So apparently I’m the world’s worst gorilla tracker. But I’m also pretty lucky, so I guess it all evens out. As I’m preparing to leave for my long-awaited gorilla trek this morning, I’m proud of myself for remembering to ask the kitchen staff for a packed lunch to take with me. But I forget another, slightly important, provision- um, water?
Note to potential future gorilla trackers everywhere: don’t assume your hotel staff is going to automatically provide everything you need. Seriously, who lets me go wandering around the planet without adult supervision?
There are only four other people in my group, apart from our guide, a young woman named Cathy, and the nice man with the AK-47 who doesn’t tell us his name and who is there, he tells us, in case we encounter poachers or if someone tries to endanger a gorilla in any way. He is not there, he adds, to stop any gorilla from endangering us, especially if we’re doing something to deserve it. Everyone laughs. He doesn’t.
Cathy warns us that some groups end up having to trek up to 8 hours through really dense, unforgiving jungle before finding gorillas. On rare occasions, they search all day and don’t see any. Gorillas are constantly on the move and never sleep in the same spot twice, so an advance team of searchers sets out every morning and radios back to the guides when they’re on the trail of a gorilla family. As usual, I am ridiculously lucky. We’ve barely started walking into the jungle when our guide’s radio crackles with the news that they’ve been spotted. We reach them in less than 30 minutes.
When we get close to the gorillas, we are told to take our cameras and leave everything else with the porters who have come along to hold our bags and, if necessary, push and pull out of shape visitors up and down steep jungle inclines. We take a short walk down an overgrown ravine and are standing in the middle of a gorilla family. The silverback of the family is asleep under a tree while the babies of the group play over his head.
After taking these few mostly obscured shots through the brush…my camera battery dies. I have spares- back up at the top of the ravine, in the bag my porter is holding. God, I’m an idiot.
Cathy is immensely sympathetic, and says it’s OK if I want to walk back and get a new battery. It would be a 40 minute round trip, and visitors are only allowed a maximum of one hour to view the gorillas. Not a chance, I tell her.
The gorillas take great advantage of my camera-less state and move right out into the open. They plop themselves in the middle of a tea plantation and contentedly sit there, posing for the group, for the rest of the hour. I would have been able to take amazing pictures, even with my basic little point-and-shoot.

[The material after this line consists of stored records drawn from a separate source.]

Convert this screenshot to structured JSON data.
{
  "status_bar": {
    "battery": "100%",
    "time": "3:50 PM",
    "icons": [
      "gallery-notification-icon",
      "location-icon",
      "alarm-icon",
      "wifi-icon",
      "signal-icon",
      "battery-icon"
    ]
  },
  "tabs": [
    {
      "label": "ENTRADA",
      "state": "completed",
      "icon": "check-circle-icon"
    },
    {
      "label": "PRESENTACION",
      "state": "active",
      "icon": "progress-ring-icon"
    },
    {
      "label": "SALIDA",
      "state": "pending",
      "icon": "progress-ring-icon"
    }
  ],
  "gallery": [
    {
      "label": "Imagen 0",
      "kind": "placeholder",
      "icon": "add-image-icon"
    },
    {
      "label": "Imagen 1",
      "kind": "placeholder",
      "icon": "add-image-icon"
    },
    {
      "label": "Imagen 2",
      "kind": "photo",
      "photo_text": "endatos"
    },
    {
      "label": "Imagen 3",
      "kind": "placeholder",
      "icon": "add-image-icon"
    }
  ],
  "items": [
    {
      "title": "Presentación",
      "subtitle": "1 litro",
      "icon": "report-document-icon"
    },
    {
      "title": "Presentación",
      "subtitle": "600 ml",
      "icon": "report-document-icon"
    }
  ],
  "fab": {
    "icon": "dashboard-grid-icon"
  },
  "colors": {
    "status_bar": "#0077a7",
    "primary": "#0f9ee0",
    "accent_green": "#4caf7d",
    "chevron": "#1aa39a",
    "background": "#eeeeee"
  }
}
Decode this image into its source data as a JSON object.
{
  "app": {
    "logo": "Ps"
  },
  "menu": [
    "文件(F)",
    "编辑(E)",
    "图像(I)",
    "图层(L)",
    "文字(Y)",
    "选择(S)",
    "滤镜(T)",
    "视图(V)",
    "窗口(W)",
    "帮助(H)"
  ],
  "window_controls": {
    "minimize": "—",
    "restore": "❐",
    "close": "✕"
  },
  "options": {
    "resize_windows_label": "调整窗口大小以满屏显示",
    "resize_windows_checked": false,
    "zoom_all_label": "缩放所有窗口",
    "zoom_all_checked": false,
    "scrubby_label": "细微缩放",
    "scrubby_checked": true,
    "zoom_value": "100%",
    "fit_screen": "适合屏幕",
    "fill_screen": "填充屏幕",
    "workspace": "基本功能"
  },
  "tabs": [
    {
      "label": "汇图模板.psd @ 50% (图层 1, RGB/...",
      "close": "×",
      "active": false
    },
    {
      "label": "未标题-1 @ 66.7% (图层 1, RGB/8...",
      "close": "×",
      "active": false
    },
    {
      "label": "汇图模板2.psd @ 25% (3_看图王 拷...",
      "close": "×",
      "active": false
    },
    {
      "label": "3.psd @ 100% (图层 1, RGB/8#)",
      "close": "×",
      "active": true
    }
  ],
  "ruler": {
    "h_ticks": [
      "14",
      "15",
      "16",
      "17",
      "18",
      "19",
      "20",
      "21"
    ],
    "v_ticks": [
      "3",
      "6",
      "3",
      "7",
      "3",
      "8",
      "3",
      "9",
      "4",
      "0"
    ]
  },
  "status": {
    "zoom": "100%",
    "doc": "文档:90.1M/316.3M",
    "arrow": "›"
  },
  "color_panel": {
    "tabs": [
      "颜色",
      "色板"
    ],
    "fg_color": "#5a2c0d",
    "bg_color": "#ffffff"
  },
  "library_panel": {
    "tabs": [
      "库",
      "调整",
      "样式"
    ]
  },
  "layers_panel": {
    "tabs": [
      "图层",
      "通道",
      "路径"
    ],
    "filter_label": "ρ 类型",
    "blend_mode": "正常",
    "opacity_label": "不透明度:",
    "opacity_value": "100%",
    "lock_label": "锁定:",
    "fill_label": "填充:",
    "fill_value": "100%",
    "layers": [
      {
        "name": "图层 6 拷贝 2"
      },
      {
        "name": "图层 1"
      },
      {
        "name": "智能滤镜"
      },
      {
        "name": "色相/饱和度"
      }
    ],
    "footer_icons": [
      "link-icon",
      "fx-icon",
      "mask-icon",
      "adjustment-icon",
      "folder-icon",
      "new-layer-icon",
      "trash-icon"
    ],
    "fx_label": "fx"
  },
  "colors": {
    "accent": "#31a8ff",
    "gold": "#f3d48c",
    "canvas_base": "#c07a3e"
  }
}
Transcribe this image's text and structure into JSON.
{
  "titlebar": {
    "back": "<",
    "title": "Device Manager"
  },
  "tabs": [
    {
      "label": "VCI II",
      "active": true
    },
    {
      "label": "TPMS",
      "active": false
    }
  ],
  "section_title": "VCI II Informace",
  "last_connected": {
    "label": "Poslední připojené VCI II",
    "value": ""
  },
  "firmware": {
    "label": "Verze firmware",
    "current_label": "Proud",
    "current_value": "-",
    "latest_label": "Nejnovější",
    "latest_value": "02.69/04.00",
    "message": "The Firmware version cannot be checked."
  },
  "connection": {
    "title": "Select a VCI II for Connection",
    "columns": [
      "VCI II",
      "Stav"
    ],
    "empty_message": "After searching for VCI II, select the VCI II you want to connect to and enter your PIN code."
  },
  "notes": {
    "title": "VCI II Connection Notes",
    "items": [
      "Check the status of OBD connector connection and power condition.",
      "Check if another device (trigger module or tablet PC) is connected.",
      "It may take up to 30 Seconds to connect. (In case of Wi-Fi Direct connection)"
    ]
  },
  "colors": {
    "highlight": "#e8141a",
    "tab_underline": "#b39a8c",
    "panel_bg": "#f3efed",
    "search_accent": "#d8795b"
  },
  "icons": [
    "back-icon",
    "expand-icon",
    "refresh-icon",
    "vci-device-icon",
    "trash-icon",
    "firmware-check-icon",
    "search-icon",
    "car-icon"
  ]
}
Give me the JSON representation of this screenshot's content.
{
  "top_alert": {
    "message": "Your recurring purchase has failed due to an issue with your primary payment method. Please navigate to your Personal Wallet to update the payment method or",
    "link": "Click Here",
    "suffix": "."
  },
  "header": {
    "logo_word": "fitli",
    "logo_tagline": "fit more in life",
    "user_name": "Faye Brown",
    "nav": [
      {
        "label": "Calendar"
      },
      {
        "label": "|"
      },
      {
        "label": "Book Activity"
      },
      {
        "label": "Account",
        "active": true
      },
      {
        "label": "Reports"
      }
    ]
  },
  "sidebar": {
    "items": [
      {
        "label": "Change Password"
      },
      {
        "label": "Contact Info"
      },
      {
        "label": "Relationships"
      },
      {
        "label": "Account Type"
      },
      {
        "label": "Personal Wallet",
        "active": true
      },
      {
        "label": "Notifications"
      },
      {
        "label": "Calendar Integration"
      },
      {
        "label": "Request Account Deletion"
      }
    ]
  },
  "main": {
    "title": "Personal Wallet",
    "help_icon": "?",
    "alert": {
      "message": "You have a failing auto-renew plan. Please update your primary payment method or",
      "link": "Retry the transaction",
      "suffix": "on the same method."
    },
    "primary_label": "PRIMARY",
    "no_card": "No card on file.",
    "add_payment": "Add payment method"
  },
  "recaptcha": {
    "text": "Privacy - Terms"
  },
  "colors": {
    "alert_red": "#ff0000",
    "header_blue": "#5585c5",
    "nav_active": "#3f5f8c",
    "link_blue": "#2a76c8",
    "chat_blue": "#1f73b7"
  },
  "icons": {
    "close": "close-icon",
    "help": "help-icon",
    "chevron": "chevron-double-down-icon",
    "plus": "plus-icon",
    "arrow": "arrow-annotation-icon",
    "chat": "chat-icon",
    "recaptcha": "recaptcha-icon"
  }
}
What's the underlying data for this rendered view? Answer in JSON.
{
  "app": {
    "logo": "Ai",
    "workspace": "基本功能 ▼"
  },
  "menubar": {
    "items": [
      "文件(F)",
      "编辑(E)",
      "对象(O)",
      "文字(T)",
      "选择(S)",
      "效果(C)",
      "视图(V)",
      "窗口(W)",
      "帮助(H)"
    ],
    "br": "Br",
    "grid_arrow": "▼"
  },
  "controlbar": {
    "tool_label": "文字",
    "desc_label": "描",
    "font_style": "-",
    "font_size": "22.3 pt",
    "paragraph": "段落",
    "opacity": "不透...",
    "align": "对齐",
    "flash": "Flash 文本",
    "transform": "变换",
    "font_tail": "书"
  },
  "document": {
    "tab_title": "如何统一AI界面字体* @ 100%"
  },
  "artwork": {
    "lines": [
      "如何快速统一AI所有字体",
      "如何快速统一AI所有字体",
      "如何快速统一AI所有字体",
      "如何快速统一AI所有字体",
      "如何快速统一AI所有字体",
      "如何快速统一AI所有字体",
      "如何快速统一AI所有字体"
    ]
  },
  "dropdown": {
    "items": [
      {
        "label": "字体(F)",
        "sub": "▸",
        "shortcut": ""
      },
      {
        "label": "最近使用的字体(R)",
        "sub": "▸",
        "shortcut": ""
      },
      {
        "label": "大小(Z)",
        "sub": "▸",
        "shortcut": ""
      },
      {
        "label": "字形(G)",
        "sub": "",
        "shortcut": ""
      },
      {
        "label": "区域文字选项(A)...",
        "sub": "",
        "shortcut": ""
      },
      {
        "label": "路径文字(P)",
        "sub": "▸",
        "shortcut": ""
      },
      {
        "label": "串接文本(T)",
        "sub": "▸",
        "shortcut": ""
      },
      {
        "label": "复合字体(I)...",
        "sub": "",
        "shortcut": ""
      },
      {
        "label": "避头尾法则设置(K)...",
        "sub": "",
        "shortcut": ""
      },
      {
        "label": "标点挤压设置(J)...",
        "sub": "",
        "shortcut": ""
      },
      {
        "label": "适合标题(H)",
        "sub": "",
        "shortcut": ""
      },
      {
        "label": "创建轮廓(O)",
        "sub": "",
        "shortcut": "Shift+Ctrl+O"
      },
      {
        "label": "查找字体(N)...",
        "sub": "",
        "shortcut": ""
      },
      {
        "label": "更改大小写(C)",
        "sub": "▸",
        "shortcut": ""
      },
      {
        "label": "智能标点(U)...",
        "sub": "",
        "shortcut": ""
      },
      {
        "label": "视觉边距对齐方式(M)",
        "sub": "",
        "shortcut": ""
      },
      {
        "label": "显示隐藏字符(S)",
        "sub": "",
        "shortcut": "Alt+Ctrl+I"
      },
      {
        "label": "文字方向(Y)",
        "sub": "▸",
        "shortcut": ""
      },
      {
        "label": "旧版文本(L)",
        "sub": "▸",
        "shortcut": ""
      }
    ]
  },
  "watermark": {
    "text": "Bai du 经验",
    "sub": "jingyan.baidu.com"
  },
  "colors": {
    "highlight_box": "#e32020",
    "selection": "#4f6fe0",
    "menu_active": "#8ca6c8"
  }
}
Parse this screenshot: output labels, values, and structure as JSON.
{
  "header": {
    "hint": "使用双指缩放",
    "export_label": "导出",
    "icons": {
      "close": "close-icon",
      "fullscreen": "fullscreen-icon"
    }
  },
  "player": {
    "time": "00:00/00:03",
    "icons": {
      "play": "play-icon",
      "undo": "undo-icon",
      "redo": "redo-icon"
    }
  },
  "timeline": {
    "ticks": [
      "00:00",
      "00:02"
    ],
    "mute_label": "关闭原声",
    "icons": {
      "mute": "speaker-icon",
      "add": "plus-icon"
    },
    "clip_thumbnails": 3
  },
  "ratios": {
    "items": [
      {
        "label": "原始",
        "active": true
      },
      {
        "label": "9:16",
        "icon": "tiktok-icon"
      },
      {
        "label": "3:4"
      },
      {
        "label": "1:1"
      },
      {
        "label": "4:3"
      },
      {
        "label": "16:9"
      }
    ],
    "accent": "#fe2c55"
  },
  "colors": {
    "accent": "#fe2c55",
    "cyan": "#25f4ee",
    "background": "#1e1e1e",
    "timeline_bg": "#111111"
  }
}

But I can’t, so I just try to memorize every minute. Visitors have to stay back 30 feet from the gorillas, as our guide regularly reminds us. But no one tells the gorillas, so the curious babies continue to try to dart away from their mothers and check us out before being yanked back to safety. I step to the back of the group so I am not in the way of any of the other people, who are not idiots and who have brought ample photographic supplies. This turns out to be a very fortuitous decision on my part.
After a few minutes, I hear some rustling in the brush behind me. I don’t think anything of it until I hear the grunt and the acrid smell of male gorilla hits me at the same time. I turn in slow motion and find myself standing face to face with a blackback male big enough to look down into my eyes. He’s about two feet away from me, which is basically no space at all when you take into account that ohmygodthisisawildmountaingorilla. Apparently this guy just woke up from his mid-morning nap to realize the rest of the family had moved on out of the forest without him, and he needed to catch up.
From somewhere really far away I hear the guide softly telling me not to move, not to panic, everything is going to be OK, don’t stare into his eyes and he won’t be bothered…
Gorillas constantly make a low, guttural grunting sound in their throats. This isn’t necessarily threatening, but tell that to a 100 pound woman within mauling distance. We’ve already established that I’m an idiot, though, so I didn’t have the sense to be frightened. My gorilla (because he will forever be *my* gorilla) slowly tilted his head to one side and stared into my face. Of course you’re not supposed to look them in the eye lest they feel you’re challenging them, but again- idiot. Of course I looked him in the eye just the way he was looking at me. It didn’t last longer than a minute, but the impact has stayed with me forever. We had a brief creature-to-creature bonding moment and I will never forget it.